First experience with classical-statistical real-time simulations of anomalous transport with overlap fermions

TL;DR

This paper demonstrates that overlap fermions in classical-statistical real-time simulations more accurately reproduce the anomaly equation and anomalous transport phenomena than Wilson-Dirac fermions, especially under dynamic electromagnetic fields.

Contribution

It introduces the first real-time simulation results using overlap fermions for anomalous transport, showing improved accuracy over Wilson-Dirac fermions on smaller lattices.

Findings

Overlap fermions reproduce the anomaly equation more precisely than Wilson-Dirac fermions.

Overlap fermions perform better even on smaller lattices.

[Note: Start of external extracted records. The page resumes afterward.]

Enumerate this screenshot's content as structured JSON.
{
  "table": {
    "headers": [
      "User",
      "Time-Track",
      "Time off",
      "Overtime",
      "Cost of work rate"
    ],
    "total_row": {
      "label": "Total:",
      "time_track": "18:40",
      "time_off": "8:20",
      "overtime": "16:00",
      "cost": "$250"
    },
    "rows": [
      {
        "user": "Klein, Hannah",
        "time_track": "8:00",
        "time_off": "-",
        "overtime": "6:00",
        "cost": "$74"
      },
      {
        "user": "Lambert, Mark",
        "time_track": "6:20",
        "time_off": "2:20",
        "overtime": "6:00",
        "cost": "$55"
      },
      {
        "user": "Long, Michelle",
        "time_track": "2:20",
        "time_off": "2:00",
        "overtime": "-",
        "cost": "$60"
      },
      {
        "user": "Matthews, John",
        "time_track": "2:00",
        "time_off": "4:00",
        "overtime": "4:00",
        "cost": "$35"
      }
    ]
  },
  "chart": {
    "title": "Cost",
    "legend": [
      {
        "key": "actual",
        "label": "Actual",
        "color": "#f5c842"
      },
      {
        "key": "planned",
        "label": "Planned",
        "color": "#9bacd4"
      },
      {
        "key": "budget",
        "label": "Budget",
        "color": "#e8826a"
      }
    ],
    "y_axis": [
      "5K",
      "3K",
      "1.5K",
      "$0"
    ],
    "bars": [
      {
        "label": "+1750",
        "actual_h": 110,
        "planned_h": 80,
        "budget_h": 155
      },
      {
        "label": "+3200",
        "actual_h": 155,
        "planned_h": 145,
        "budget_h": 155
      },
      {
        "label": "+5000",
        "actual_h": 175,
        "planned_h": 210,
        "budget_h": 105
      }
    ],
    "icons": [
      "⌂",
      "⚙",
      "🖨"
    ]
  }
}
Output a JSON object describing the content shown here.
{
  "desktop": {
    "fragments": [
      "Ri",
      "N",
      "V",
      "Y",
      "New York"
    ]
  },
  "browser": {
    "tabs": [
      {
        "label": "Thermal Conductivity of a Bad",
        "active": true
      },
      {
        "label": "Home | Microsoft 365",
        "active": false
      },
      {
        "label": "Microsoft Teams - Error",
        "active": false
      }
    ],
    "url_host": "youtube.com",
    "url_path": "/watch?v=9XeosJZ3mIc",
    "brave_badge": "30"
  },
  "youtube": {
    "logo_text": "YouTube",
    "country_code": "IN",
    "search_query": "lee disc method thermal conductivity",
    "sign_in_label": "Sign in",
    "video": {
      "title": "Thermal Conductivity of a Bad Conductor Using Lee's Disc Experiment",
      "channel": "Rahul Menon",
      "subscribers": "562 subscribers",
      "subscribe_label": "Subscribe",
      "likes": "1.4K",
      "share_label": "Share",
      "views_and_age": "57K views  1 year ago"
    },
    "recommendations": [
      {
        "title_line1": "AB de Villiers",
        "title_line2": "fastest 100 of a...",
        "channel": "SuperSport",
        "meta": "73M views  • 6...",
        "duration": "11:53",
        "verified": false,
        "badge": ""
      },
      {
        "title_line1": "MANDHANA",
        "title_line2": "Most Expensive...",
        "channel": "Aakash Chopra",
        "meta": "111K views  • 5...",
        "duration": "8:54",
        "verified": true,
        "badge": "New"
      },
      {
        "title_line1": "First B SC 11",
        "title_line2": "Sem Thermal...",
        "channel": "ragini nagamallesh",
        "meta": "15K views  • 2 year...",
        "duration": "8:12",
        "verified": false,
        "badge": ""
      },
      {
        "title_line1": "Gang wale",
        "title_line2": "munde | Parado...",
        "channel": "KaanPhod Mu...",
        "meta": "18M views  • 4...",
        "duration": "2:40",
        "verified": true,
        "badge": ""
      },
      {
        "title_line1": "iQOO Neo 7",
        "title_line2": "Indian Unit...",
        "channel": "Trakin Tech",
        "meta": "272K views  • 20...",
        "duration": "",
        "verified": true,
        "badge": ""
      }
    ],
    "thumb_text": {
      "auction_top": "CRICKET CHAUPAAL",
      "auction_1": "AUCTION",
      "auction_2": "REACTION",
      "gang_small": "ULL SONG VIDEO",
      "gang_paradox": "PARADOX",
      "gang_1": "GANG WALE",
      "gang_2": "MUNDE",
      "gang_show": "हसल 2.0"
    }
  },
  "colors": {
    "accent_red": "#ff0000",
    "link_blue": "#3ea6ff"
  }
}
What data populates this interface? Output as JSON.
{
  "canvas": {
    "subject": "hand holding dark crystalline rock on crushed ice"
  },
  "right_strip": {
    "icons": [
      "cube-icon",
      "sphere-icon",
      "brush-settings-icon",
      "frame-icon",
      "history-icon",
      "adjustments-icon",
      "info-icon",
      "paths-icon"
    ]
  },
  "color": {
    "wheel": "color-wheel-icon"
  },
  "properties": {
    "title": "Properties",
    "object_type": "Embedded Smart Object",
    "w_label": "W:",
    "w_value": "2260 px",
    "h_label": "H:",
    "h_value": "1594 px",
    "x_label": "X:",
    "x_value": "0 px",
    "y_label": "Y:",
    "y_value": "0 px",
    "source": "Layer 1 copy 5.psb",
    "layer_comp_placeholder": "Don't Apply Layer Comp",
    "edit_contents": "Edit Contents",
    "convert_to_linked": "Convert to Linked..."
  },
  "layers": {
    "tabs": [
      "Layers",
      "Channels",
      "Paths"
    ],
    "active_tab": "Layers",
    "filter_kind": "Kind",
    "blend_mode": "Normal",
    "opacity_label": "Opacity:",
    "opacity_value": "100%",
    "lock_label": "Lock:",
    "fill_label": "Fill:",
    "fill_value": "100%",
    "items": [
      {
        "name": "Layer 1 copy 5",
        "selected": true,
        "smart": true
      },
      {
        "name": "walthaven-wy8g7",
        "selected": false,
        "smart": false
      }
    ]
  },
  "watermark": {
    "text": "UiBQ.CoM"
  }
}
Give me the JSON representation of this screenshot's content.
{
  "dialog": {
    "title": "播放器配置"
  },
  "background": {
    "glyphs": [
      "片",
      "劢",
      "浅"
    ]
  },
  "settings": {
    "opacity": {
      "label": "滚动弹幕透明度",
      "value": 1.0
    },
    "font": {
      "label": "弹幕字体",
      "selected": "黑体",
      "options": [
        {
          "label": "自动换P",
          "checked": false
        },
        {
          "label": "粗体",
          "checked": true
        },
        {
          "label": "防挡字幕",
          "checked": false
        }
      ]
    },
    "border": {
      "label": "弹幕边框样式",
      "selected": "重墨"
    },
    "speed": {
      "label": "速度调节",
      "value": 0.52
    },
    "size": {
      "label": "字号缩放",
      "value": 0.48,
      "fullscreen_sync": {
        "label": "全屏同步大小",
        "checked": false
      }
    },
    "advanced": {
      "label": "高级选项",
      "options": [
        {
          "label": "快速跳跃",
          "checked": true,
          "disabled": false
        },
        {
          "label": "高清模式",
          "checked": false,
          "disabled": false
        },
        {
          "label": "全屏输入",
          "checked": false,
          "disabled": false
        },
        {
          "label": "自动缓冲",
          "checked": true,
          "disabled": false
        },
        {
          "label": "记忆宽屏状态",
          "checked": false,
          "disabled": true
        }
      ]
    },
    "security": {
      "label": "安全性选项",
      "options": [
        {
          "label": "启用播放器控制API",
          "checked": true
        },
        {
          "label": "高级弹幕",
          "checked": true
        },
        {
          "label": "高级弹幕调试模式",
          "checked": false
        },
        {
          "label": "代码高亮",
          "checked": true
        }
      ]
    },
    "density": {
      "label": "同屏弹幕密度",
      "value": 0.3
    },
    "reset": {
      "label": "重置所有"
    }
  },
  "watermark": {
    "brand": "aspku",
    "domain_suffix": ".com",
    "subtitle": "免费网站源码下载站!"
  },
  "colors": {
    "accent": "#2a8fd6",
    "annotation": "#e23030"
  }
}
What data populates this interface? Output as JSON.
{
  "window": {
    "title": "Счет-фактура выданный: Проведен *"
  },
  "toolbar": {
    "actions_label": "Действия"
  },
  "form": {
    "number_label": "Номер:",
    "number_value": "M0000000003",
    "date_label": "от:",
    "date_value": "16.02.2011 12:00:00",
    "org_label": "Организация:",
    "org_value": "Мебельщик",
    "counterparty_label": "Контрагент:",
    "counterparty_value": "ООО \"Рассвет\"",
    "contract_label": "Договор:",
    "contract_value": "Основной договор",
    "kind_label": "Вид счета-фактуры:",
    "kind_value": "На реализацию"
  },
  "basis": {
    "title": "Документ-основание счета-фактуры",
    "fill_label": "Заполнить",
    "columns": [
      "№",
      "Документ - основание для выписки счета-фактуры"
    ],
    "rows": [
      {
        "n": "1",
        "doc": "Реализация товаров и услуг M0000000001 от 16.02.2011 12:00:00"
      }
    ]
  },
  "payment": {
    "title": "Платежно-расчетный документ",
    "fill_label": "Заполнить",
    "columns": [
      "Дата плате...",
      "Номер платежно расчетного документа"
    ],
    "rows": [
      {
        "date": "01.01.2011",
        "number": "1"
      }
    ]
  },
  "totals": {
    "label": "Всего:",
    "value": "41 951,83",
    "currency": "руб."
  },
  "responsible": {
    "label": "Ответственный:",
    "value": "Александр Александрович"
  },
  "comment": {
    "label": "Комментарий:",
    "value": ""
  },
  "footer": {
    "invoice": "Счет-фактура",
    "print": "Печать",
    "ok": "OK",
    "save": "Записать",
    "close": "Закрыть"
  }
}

Results are consistent under dynamic electromagnetic fields and back-reaction effects.

Abstract

We present first results of classical-statistical real-time simulations of anomalous transport phenomena with overlap fermions. We find that even on small lattices overlap fermions reproduce the real-time anomaly equation with much better precision than Wilson-Dirac fermions on an order of magnitude larger lattices. The difference becomes much more pronounced for quickly changing electromagnetic fields, especially if one takes into account the back-reaction of fermions on electromagnetism. As test cases, we consider chirality pumping in parallel electric and magnetic fields and mixing between the plasmon and the Chiral Magnetic Wave.